You're operating on the mistaken assumption that code that works now will always work and never need to be modified. You can't leave anything but the simplest things alone forever, because changes to the context/world will eventually require changes to it. If it's spaghetti code, that's going to be causing future bugs that are going to be non-obvious and difficult to discover.
This space intentionally left blank
Worst of all is when they embark on a rewrite and give up half way through. I was involved in a project to port a C++/ActiveX based system to .NET forms. They ported most of the major views but left a lot of the minor stuff from the old codebase lying around and wrote bridges to host it in the new framework. So they doubled the code, half of it became bitrotten and hidden by the new code and bloated out the runtime. Great project.
I am "in Software" since ~25 years. I also hold a degree as a Software Engineer.
People who obsess about rewriting old code just because it's old tend to forget that in that old code are many bug fixes for edge cases found over the years. It was well documented and part of my education to know and understand that rewriting often caused those same bugs to surface again.
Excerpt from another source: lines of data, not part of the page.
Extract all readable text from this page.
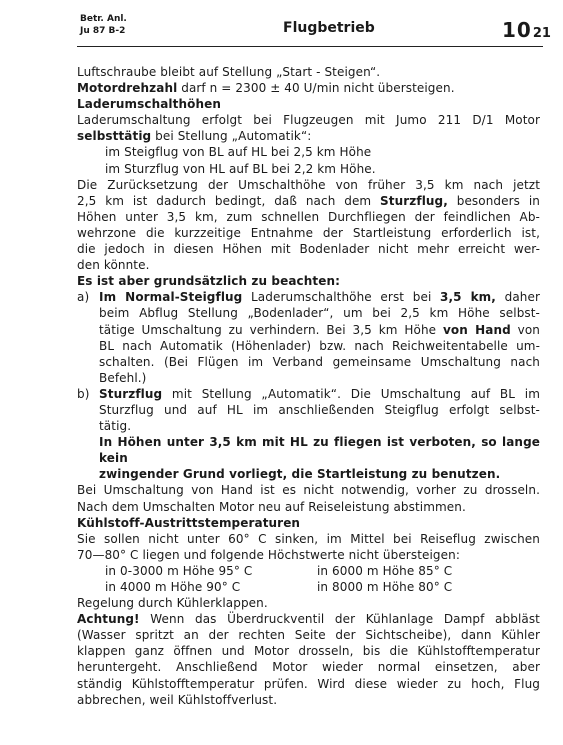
Betr. Anl.
Ju 87 B-2	Flugbetrieb	1021

Luftschraube bleibt auf Stellung „Start - Steigen“.

Motordrehzahl darf n = 2300 ± 40 U/min nicht übersteigen.

Laderumschalthöhen

Laderumschaltung erfolgt bei Flugzeugen mit Jumo 211 D/1 Motor

selbsttätig bei Stellung „Automatik“:

im Steigflug von BL auf HL bei 2,5 km Höhe

im Sturzflug von HL auf BL bei 2,2 km Höhe.

Die Zurücksetzung der Umschalthöhe von früher 3,5 km nach jetzt

2,5 km ist dadurch bedingt, daß nach dem Sturzflug, besonders in

Höhen unter 3,5 km, zum schnellen Durchfliegen der feindlichen Ab-

wehrzone die kurzzeitige Entnahme der Startleistung erforderlich ist,

die jedoch in diesen Höhen mit Bodenlader nicht mehr erreicht wer-

den könnte.

Es ist aber grundsätzlich zu beachten:

a) Im Normal-Steigflug Laderumschalthöhe erst bei 3,5 km, daher

beim Abflug Stellung „Bodenlader“, um bei 2,5 km Höhe selbst-

tätige Umschaltung zu verhindern. Bei 3,5 km Höhe von Hand von

BL nach Automatik (Höhenlader) bzw. nach Reichweitentabelle um-

schalten. (Bei Flügen im Verband gemeinsame Umschaltung nach

Befehl.)

b) Sturzflug mit Stellung „Automatik“. Die Umschaltung auf BL im

Sturzflug und auf HL im anschließenden Steigflug erfolgt selbst-

tätig.

In Höhen unter 3,5 km mit HL zu fliegen ist verboten, so lange kein

zwingender Grund vorliegt, die Startleistung zu benutzen.

Bei Umschaltung von Hand ist es nicht notwendig, vorher zu drosseln.

Nach dem Umschalten Motor neu auf Reiseleistung abstimmen.

Kühlstoff-Austrittstemperaturen

Sie sollen nicht unter 60° C sinken, im Mittel bei Reiseflug zwischen

70—80° C liegen und folgende Höchstwerte nicht übersteigen:

in 0-3000 m Höhe 95° C	in 6000 m Höhe 85° C
in 4000 m Höhe 90° C	in 8000 m Höhe 80° C

Regelung durch Kühlerklappen.

Achtung! Wenn das Überdruckventil der Kühlanlage Dampf abbläst

(Wasser spritzt an der rechten Seite der Sichtscheibe), dann Kühler

klappen ganz öffnen und Motor drosseln, bis die Kühlstofftemperatur

heruntergeht. Anschließend Motor wieder normal einsetzen, aber

ständig Kühlstofftemperatur prüfen. Wird diese wieder zu hoch, Flug

abbrechen, weil Kühlstoffverlust.
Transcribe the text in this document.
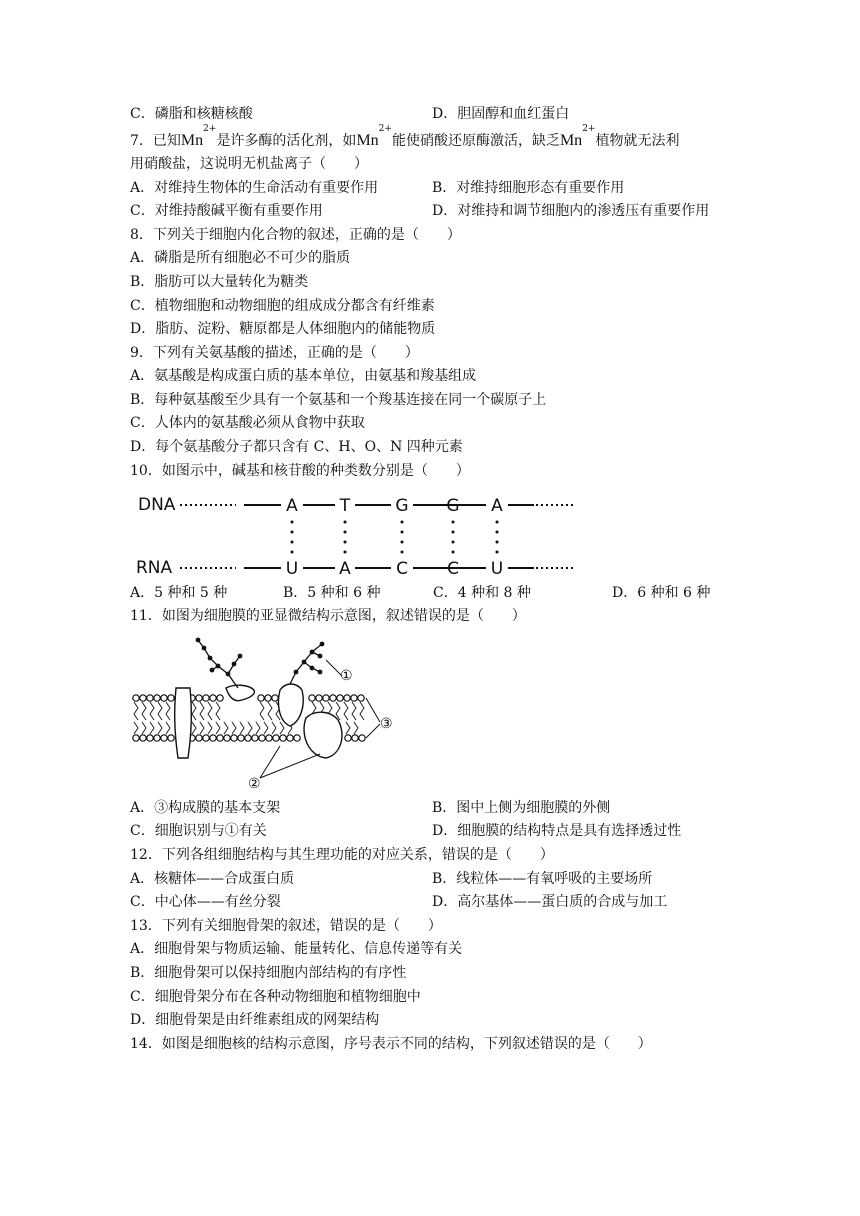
C．磷脂和核糖核酸	D．胆固醇和血红蛋白
7．已知$Mn^{2+}$是许多酶的活化剂，如$Mn^{2+}$能使硝酸还原酶激活，缺乏$Mn^{2+}$植物就无法利
用硝酸盐，这说明无机盐离子（　　）
A．对维持生物体的生命活动有重要作用	B．对维持细胞形态有重要作用
C．对维持酸碱平衡有重要作用	D．对维持和调节细胞内的渗透压有重要作用
8．下列关于细胞内化合物的叙述，正确的是（　　）
A．磷脂是所有细胞必不可少的脂质
B．脂肪可以大量转化为糖类
C．植物细胞和动物细胞的组成成分都含有纤维素
D．脂肪、淀粉、糖原都是人体细胞内的储能物质
9．下列有关氨基酸的描述，正确的是（　　）
A．氨基酸是构成蛋白质的基本单位，由氨基和羧基组成
B．每种氨基酸至少具有一个氨基和一个羧基连接在同一个碳原子上
C．人体内的氨基酸必须从食物中获取
D．每个氨基酸分子都只含有 C、H、O、N 四种元素
10．如图示中，碱基和核苷酸的种类数分别是（　　）
DNA
RNA
A T	G G A
U A	C C U
A．5 种和 5 种	B．5 种和 6 种	C．4 种和 8 种	D．6 种和 6 种
11．如图为细胞膜的亚显微结构示意图，叙述错误的是（　　）
①
③
②
A．③构成膜的基本支架	B．图中上侧为细胞膜的外侧
C．细胞识别与①有关	D．细胞膜的结构特点是具有选择透过性
12．下列各组细胞结构与其生理功能的对应关系，错误的是（　　）
A．核糖体——合成蛋白质	B．线粒体——有氧呼吸的主要场所
C．中心体——有丝分裂	D．高尔基体——蛋白质的合成与加工
13．下列有关细胞骨架的叙述，错误的是（　　）
A．细胞骨架与物质运输、能量转化、信息传递等有关
B．细胞骨架可以保持细胞内部结构的有序性
C．细胞骨架分布在各种动物细胞和植物细胞中
D．细胞骨架是由纤维素组成的网架结构
14．如图是细胞核的结构示意图，序号表示不同的结构，下列叙述错误的是（　　）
Best practice is to run both the old and new software in tandem for a while and verify the results. In reality no organization besides NASA will do that.
it's in my head
I have a degree in Computer Science, and I'm in software since 1998. If you do a proper refactoring, at the end of the day, you'll get a much better code, probably better performance, and now that you have more background in the subject, a smaller code. If you're using a code repository, so you'll never lose anything. And if you have a bug regression always coming back, you need a proper test/spec to cover that. So, refactor is really good when: you have a way improved background in the subject, code repository (i.e., history), and tests to cover the recurrent bugs and the main features.
... thus "very few organizations besides NASA".
A lot of people seem to miss the point on how the ideal lab condition doesn't carry over into real world organizations.
it's in my head
I find your signature incredibly relevant to your post.
For large sets, this will be our guide even unto death, for the LORD will work for each type of data it is applied to...
I don't really know why. Users will say "But it works, we don't want to change waaagh scary" while simultaneously reporting 237 bugs all of which are OMG critical.
Because if you did it wrong the first time, there's no chance that you're going to do it better the second time. You'll end up leaving out crucial functionality or something.
If you don't know how to clean up a codebase in-place by rewriting a little at a time, then you aren't skilled enough to do a rewrite from scratch.
"First they came for the slanderers and i said nothing."